# Chocolate mousse.



## masteraznchefjr (Oct 21, 2004)

well are there ne good chocolate mousse recipes out there? and/or any tips on making chocolate mousse? i need help!


----------



## Audeo (Oct 21, 2004)

Azn, here's my favorite recipe for you to try out.  I personally believe the taste of a chocolate mousse is entirely dependent upon the quality of chocolate used.  Also highly important is the folding technique, so gently done and not overdone.  The order of ingredients folded is also extremely important.

I'll warn you, this is extremely rich and you won't be wanting seconds!

_Please do ask permission to use the Bailey's though_....  

*Deadly  Chocolate Mousse*

½ pound of a good, dark chocolate
¼ cup of Bailey’s Irish Cream
¼ cup of heavy cream
3 large eggs, separated
1 cup of heavy cream, whipped

Combine the chocolate, Baileys and ¼ cup of heavy cream in the top of a double boiler and melt the chocolate, stirring constantly to blend.  Set aside.

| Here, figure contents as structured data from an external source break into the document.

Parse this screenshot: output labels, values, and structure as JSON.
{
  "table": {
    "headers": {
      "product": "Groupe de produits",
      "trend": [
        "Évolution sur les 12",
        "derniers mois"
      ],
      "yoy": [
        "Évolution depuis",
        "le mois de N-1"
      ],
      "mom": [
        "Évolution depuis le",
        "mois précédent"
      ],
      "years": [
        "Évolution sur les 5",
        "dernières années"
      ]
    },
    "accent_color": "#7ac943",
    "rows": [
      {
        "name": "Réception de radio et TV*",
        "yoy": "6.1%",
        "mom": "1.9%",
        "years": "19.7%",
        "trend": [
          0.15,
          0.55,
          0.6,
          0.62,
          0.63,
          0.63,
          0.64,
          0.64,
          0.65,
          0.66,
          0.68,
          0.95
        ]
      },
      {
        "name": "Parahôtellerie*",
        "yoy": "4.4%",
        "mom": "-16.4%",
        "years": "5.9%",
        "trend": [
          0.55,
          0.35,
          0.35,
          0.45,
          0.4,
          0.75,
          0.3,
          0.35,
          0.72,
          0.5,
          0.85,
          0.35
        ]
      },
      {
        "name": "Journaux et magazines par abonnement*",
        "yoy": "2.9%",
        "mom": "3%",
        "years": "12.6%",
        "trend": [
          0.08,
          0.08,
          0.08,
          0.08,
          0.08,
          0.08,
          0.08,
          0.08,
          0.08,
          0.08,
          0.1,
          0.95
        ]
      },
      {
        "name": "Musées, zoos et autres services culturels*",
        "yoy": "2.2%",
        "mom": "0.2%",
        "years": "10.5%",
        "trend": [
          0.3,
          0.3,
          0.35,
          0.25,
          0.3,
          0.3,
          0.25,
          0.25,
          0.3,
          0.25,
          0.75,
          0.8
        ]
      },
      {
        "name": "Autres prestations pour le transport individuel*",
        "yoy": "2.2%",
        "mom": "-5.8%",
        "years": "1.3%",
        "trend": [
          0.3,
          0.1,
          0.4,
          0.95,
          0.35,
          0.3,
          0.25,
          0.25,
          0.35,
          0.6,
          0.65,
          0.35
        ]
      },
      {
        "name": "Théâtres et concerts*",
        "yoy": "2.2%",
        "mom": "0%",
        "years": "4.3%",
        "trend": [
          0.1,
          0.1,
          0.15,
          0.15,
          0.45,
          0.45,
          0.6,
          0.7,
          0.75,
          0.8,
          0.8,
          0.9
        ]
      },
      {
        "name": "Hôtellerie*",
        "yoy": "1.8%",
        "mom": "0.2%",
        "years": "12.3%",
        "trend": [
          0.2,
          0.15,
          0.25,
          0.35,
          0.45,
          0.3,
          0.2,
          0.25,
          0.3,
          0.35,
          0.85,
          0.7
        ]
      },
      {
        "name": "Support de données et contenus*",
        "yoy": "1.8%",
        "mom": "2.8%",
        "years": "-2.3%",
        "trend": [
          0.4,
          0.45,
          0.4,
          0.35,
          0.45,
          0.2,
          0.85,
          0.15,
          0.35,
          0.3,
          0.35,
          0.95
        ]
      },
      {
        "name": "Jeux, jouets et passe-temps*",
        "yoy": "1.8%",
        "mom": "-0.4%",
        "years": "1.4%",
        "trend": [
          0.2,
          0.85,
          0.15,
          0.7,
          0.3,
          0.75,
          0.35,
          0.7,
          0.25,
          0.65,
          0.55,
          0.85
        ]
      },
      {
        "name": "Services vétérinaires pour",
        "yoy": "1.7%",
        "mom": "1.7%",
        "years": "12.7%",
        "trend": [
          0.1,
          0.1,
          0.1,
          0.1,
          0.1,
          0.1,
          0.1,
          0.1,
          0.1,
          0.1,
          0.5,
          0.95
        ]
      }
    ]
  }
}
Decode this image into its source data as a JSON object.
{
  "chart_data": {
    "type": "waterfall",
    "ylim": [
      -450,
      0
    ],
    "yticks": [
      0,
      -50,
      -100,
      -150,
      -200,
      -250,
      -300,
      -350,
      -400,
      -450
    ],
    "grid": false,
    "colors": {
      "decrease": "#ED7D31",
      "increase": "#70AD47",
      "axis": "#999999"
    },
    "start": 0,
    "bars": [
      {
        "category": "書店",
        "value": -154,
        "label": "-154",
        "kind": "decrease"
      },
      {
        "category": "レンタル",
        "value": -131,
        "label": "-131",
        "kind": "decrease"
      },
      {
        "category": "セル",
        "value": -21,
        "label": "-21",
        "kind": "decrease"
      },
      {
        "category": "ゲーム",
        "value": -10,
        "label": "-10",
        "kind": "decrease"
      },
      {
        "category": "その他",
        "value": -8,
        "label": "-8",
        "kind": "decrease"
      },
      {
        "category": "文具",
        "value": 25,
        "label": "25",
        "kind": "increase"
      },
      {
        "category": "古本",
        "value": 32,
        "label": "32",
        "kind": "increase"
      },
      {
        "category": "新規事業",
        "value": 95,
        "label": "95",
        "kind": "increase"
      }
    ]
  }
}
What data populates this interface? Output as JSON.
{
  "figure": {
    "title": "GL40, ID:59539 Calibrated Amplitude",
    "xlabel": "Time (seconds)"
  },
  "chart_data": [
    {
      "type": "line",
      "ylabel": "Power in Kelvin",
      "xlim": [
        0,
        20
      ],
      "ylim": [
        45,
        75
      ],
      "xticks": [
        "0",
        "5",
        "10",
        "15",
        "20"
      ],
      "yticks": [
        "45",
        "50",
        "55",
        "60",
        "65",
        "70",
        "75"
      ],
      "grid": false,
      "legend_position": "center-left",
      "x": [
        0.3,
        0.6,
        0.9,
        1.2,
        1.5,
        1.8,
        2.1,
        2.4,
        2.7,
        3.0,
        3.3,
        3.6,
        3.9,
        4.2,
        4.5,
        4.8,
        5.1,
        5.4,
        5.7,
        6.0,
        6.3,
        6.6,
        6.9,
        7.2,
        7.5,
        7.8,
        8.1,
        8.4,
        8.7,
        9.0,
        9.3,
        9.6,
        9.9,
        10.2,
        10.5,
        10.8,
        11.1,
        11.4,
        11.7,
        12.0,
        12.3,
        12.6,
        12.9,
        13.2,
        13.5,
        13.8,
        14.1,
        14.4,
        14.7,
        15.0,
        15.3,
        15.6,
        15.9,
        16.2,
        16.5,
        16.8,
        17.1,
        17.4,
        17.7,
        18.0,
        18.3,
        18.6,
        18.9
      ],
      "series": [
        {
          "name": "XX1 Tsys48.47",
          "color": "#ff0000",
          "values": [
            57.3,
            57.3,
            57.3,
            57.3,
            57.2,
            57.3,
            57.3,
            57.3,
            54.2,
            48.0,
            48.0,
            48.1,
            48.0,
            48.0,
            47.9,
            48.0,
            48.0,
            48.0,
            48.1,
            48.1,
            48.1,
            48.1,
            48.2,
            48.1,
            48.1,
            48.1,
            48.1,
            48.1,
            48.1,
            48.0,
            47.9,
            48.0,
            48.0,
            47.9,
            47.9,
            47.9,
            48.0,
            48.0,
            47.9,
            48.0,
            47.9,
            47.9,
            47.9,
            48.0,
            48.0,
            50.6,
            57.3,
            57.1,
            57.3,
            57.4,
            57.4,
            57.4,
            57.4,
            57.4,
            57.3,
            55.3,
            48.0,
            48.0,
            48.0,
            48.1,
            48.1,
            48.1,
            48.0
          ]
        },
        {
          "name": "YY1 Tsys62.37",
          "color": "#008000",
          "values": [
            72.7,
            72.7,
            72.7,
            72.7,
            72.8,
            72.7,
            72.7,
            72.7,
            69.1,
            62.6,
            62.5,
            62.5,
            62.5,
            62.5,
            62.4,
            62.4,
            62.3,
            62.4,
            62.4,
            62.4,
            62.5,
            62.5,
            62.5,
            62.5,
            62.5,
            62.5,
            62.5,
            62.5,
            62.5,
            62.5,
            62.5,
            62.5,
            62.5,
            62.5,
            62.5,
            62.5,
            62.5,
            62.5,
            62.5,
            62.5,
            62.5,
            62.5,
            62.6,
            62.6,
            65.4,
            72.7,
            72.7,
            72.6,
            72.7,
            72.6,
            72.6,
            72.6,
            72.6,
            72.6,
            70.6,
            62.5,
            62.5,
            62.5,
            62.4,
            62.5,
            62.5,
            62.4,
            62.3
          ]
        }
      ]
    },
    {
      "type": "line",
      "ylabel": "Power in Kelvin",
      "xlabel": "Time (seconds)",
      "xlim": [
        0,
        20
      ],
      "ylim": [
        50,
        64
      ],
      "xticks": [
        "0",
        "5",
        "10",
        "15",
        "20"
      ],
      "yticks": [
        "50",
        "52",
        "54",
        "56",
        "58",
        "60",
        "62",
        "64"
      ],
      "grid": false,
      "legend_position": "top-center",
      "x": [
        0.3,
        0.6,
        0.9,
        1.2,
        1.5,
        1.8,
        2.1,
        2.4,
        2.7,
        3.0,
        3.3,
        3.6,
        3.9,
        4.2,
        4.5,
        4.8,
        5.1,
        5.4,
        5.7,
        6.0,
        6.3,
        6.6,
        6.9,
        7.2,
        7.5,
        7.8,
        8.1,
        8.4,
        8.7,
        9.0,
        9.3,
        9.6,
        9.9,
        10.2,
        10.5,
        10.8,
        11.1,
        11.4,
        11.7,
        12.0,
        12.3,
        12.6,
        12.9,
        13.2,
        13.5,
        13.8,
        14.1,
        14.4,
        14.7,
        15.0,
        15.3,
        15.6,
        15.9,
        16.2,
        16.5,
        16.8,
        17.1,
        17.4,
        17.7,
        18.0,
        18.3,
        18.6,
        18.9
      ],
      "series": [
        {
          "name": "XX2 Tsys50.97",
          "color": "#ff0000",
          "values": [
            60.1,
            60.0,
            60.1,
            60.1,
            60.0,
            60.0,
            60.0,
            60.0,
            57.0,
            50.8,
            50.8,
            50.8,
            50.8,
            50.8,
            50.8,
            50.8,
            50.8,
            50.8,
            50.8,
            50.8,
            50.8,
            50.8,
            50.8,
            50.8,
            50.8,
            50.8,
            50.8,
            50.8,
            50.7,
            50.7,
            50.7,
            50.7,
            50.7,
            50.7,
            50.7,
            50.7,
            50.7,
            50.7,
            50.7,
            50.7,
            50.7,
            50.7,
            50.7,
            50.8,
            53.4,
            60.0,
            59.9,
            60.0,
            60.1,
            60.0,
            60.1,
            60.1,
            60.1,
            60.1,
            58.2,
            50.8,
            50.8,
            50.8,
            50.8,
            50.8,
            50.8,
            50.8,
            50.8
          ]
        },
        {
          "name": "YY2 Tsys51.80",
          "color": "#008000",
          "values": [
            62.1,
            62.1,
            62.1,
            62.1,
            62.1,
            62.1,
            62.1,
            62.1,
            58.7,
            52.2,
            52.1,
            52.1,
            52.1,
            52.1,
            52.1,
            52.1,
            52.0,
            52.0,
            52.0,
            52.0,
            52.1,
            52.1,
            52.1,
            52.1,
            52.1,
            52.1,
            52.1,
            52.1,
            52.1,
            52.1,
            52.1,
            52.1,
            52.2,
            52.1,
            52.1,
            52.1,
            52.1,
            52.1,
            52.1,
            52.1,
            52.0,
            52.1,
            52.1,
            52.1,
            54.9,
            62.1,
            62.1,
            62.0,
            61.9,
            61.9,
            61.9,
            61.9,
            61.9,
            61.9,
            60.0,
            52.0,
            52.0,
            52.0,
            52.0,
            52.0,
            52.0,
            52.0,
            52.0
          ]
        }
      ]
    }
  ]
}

In a large bowl, beat the egg whites until soft peaks form. 

Returning to the chocolate mixture, fold the 1 cup of whipped cream into the chocolate mixture, then carefully fold in the egg whites.

Pour into glasses, goblets or whatever serving piece you are using and chill for at least an hour to set.

Garnish with dark chocolate curls and serve.


----------



## southerncook (Oct 21, 2004)

Audeo's is a lot leaner than the one I have..it calls for butter as well. but what a texture. If you're interested I'll find and post it tomorrow.


----------



## masteraznchefjr (Oct 22, 2004)

sure ill take any recipies


----------